Here is another problem that many users have ran into. If you have a legit copy of windows Vista and say you upgrade your hard ware like a processor etc. especially with a Vista OEM, instead of it giving you 30 days to re-activate your copy of Vista by calling Micrsoft etc.. it can instead automaticly go into reduced mode. That happened to me on one of my other computers using an OEM version of Vista. So after spending 45 minutes on the phone with Microsoft they told me that Vista's activation glitched and for some reason since it was an OEM product key it thought Vista was installed on another computer. All because I upgraded the processor.
You would think Microsoft would have made the activation smarter then that. I think the reactivation process on OEM's should only be prompted if you replaced the motherboard with another motherboard that wasn't the exact model that was installed with Vista.
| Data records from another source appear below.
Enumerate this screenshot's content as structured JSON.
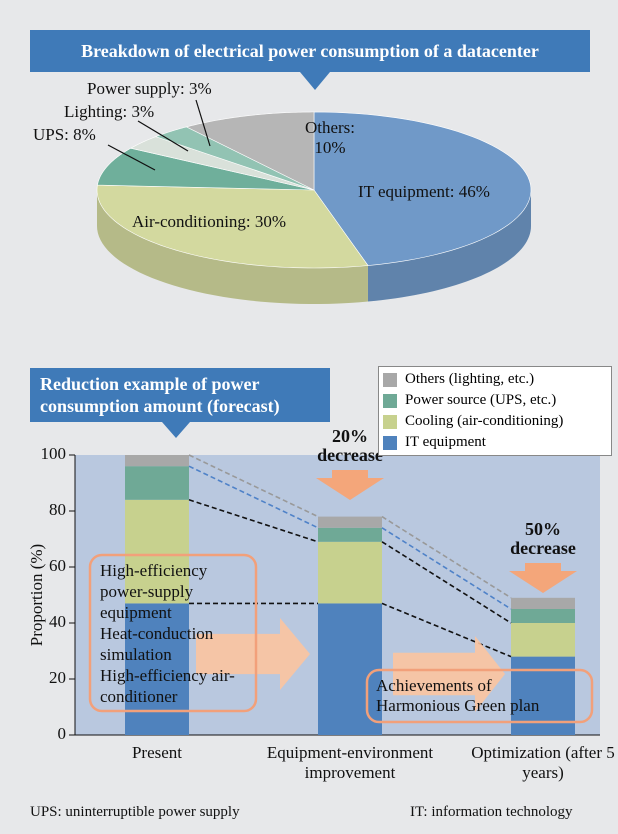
{
  "chart_data": [
    {
      "type": "pie",
      "title": "Breakdown of electrical power consumption of a datacenter",
      "values": [
        46,
        30,
        8,
        3,
        3,
        10
      ],
      "value_labels": [
        "IT equipment: 46%",
        "Air-conditioning: 30%",
        "UPS: 8%",
        "Lighting: 3%",
        "Power supply: 3%",
        "Others: 10%"
      ],
      "colors": [
        "#7099c8",
        "#d3d99f",
        "#6faf9b",
        "#d9e1da",
        "#92c3b3",
        "#b6b6b6"
      ]
    },
    {
      "type": "stacked_bar",
      "title": "Reduction example of power consumption amount (forecast)",
      "categories": [
        "Present",
        "Equipment-environment improvement",
        "Optimization (after 5 years)"
      ],
      "series": [
        {
          "name": "IT equipment",
          "color": "#4f82bd",
          "values": [
            47,
            47,
            28
          ]
        },
        {
          "name": "Cooling (air-conditioning)",
          "color": "#c7d18e",
          "values": [
            37,
            22,
            12
          ]
        },
        {
          "name": "Power source (UPS, etc.)",
          "color": "#6fa996",
          "values": [
            12,
            5,
            5
          ]
        },
        {
          "name": "Others (lighting, etc.)",
          "color": "#a8a8a8",
          "values": [
            4,
            4,
            4
          ]
        }
      ],
      "ylabel": "Proportion (%)",
      "ylim": [
        0,
        100
      ],
      "yticks": [
        0,
        20,
        40,
        60,
        80,
        100
      ],
      "decrease_labels": [
        "20% decrease",
        "50% decrease"
      ],
      "measures": [
        "High-efficiency power-supply equipment",
        "Heat-conduction simulation",
        "High-efficiency air-conditioner"
      ],
      "achievement": "Achievements of Harmonious Green plan"
    }
  ],
  "footnotes": [
    "UPS: uninterruptible power supply",
    "IT: information technology"
  ]
}
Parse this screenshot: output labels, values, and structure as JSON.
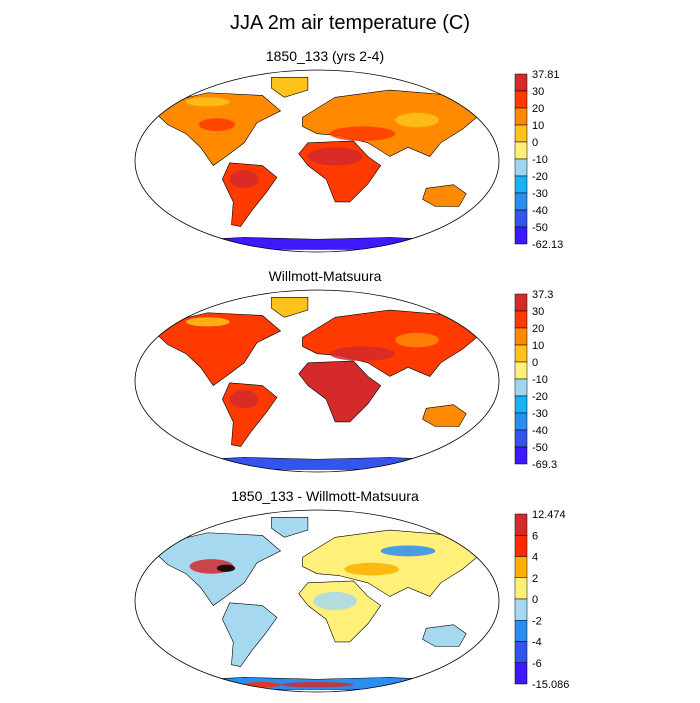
{
  "chart_data": {
    "type": "heatmap",
    "title": "JJA 2m air temperature (C)",
    "projection": "Robinson",
    "panels": [
      {
        "title": "1850_133 (yrs 2-4)",
        "variable": "2m air temperature",
        "units": "C",
        "levels": [
          "-50",
          "-40",
          "-30",
          "-20",
          "-10",
          "0",
          "10",
          "20",
          "30"
        ],
        "min_label": "-62.13",
        "max_label": "37.81",
        "colors": [
          "#3d19ff",
          "#3355ee",
          "#2a8ef0",
          "#18b3f5",
          "#9fd5f2",
          "#fff07a",
          "#ffc21a",
          "#ff8a00",
          "#ff3a00",
          "#d42a2a"
        ]
      },
      {
        "title": "Willmott-Matsuura",
        "variable": "2m air temperature",
        "units": "C",
        "levels": [
          "-50",
          "-40",
          "-30",
          "-20",
          "-10",
          "0",
          "10",
          "20",
          "30"
        ],
        "min_label": "-69.3",
        "max_label": "37.3",
        "colors": [
          "#3d19ff",
          "#3355ee",
          "#2a8ef0",
          "#18b3f5",
          "#9fd5f2",
          "#fff07a",
          "#ffc21a",
          "#ff8a00",
          "#ff3a00",
          "#d42a2a"
        ]
      },
      {
        "title": "1850_133 - Willmott-Matsuura",
        "variable": "2m air temperature difference",
        "units": "C",
        "levels": [
          "-6",
          "-4",
          "-2",
          "0",
          "2",
          "4",
          "6"
        ],
        "min_label": "-15.086",
        "max_label": "12.474",
        "colors": [
          "#3d19ff",
          "#3355ee",
          "#2a8ef0",
          "#a6d8f0",
          "#fff07a",
          "#ffb000",
          "#ff2a00",
          "#d42a2a"
        ]
      }
    ]
  }
}
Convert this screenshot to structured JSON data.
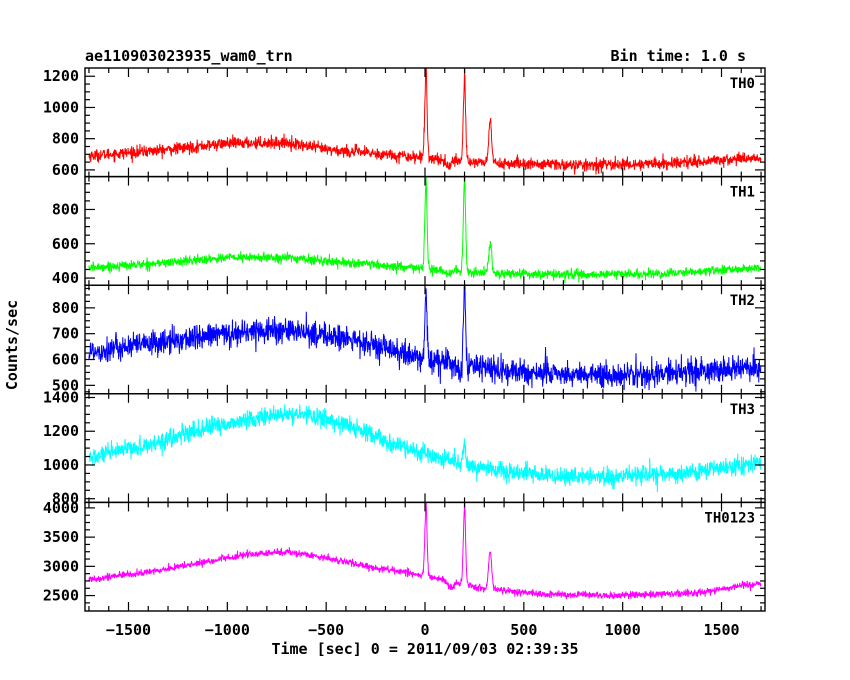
{
  "header": {
    "title": "ae110903023935_wam0_trn",
    "bin_time": "Bin time: 1.0 s"
  },
  "chart_data": {
    "type": "line",
    "title": "ae110903023935_wam0_trn",
    "subtitle": "Bin time: 1.0 s",
    "xlabel": "Time [sec] 0 = 2011/09/03 02:39:35",
    "ylabel": "Counts/sec",
    "xlim": [
      -1720,
      1720
    ],
    "x_ticks": [
      -1500,
      -1000,
      -500,
      0,
      500,
      1000,
      1500
    ],
    "x_tick_labels": [
      "−1500",
      "−1000",
      "−500",
      "0",
      "500",
      "1000",
      "1500"
    ],
    "x_range_data": [
      -1700,
      1700
    ],
    "panels": [
      {
        "label": "TH0",
        "color": "#ff0000",
        "ylim": [
          570,
          1240
        ],
        "y_ticks": [
          600,
          800,
          1000,
          1200
        ],
        "anchors": [
          [
            -1700,
            690
          ],
          [
            -1300,
            730
          ],
          [
            -1000,
            770
          ],
          [
            -700,
            775
          ],
          [
            -500,
            730
          ],
          [
            -200,
            700
          ],
          [
            -20,
            680
          ],
          [
            150,
            660
          ],
          [
            400,
            640
          ],
          [
            800,
            630
          ],
          [
            1200,
            640
          ],
          [
            1700,
            680
          ]
        ],
        "noise": 35,
        "peaks": [
          [
            5,
            1230,
            6
          ],
          [
            200,
            1180,
            6
          ],
          [
            330,
            900,
            8
          ]
        ],
        "dips": [
          [
            120,
            600,
            30
          ]
        ]
      },
      {
        "label": "TH1",
        "color": "#00ff00",
        "ylim": [
          370,
          980
        ],
        "y_ticks": [
          400,
          600,
          800
        ],
        "anchors": [
          [
            -1700,
            460
          ],
          [
            -1300,
            490
          ],
          [
            -1000,
            520
          ],
          [
            -700,
            520
          ],
          [
            -500,
            500
          ],
          [
            -200,
            470
          ],
          [
            -20,
            455
          ],
          [
            150,
            440
          ],
          [
            400,
            425
          ],
          [
            800,
            420
          ],
          [
            1200,
            425
          ],
          [
            1700,
            460
          ]
        ],
        "noise": 25,
        "peaks": [
          [
            5,
            940,
            6
          ],
          [
            200,
            960,
            6
          ],
          [
            330,
            590,
            8
          ]
        ],
        "dips": [
          [
            110,
            410,
            30
          ]
        ]
      },
      {
        "label": "TH2",
        "color": "#0000ff",
        "ylim": [
          475,
          880
        ],
        "y_ticks": [
          500,
          600,
          700,
          800
        ],
        "anchors": [
          [
            -1700,
            630
          ],
          [
            -1400,
            660
          ],
          [
            -1000,
            700
          ],
          [
            -800,
            715
          ],
          [
            -600,
            705
          ],
          [
            -400,
            680
          ],
          [
            -200,
            640
          ],
          [
            -50,
            610
          ],
          [
            150,
            580
          ],
          [
            400,
            555
          ],
          [
            800,
            540
          ],
          [
            1200,
            545
          ],
          [
            1700,
            570
          ]
        ],
        "noise": 45,
        "peaks": [
          [
            5,
            835,
            6
          ],
          [
            200,
            870,
            6
          ]
        ],
        "dips": [
          [
            180,
            500,
            15
          ]
        ]
      },
      {
        "label": "TH3",
        "color": "#00ffff",
        "ylim": [
          790,
          1410
        ],
        "y_ticks": [
          800,
          1000,
          1200,
          1400
        ],
        "anchors": [
          [
            -1700,
            1040
          ],
          [
            -1400,
            1120
          ],
          [
            -1100,
            1220
          ],
          [
            -800,
            1290
          ],
          [
            -600,
            1300
          ],
          [
            -400,
            1240
          ],
          [
            -200,
            1140
          ],
          [
            0,
            1060
          ],
          [
            200,
            1000
          ],
          [
            400,
            960
          ],
          [
            700,
            930
          ],
          [
            1000,
            930
          ],
          [
            1300,
            950
          ],
          [
            1700,
            1010
          ]
        ],
        "noise": 50,
        "peaks": [
          [
            200,
            1140,
            6
          ]
        ],
        "dips": []
      },
      {
        "label": "TH0123",
        "color": "#ff00ff",
        "ylim": [
          2270,
          4060
        ],
        "y_ticks": [
          2500,
          3000,
          3500,
          4000
        ],
        "anchors": [
          [
            -1700,
            2780
          ],
          [
            -1400,
            2900
          ],
          [
            -1100,
            3080
          ],
          [
            -900,
            3200
          ],
          [
            -700,
            3250
          ],
          [
            -500,
            3150
          ],
          [
            -300,
            3000
          ],
          [
            -100,
            2900
          ],
          [
            100,
            2760
          ],
          [
            300,
            2620
          ],
          [
            600,
            2520
          ],
          [
            1000,
            2500
          ],
          [
            1400,
            2560
          ],
          [
            1700,
            2720
          ]
        ],
        "noise": 55,
        "peaks": [
          [
            5,
            4000,
            6
          ],
          [
            200,
            3990,
            6
          ],
          [
            330,
            3250,
            8
          ]
        ],
        "dips": [
          [
            130,
            2550,
            30
          ]
        ]
      }
    ]
  }
}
Processors, graphics cards and hard drives shouldn't be prompted for reactivation. Microsoft needs to relax those reactivation processes for it's OEM's in its next OS version.

I must have missed another significant item coming in SP1.
The other item will fix two holes in the operating system that have allowed pirates to create counterfeit copies — one that mimics the activation of software by computer makers before a PC is sold, and one that extends a grace period given to people who install new software, before they must activate it. (News Link)
For more info regarding the grace period "hole" first revealed by Brian Livingston as the 120-day grace, see the following MSKB.
http://support.microsoft.com/kb/929829
i_Xp/VistaUser

Yeah but that won't stop it from getting cracked. Vista will be cracked again within a month even if they fill those holes. I mean, it's millions of people trying to crack vista vs Microsoft.
If Microsoft really wanted to crush competitors, all they would have to do is give away Vista Home Basic for free. I mean, it's Home Basic, no one wants to crack that version. All the hackers are cracking premuim editions and above.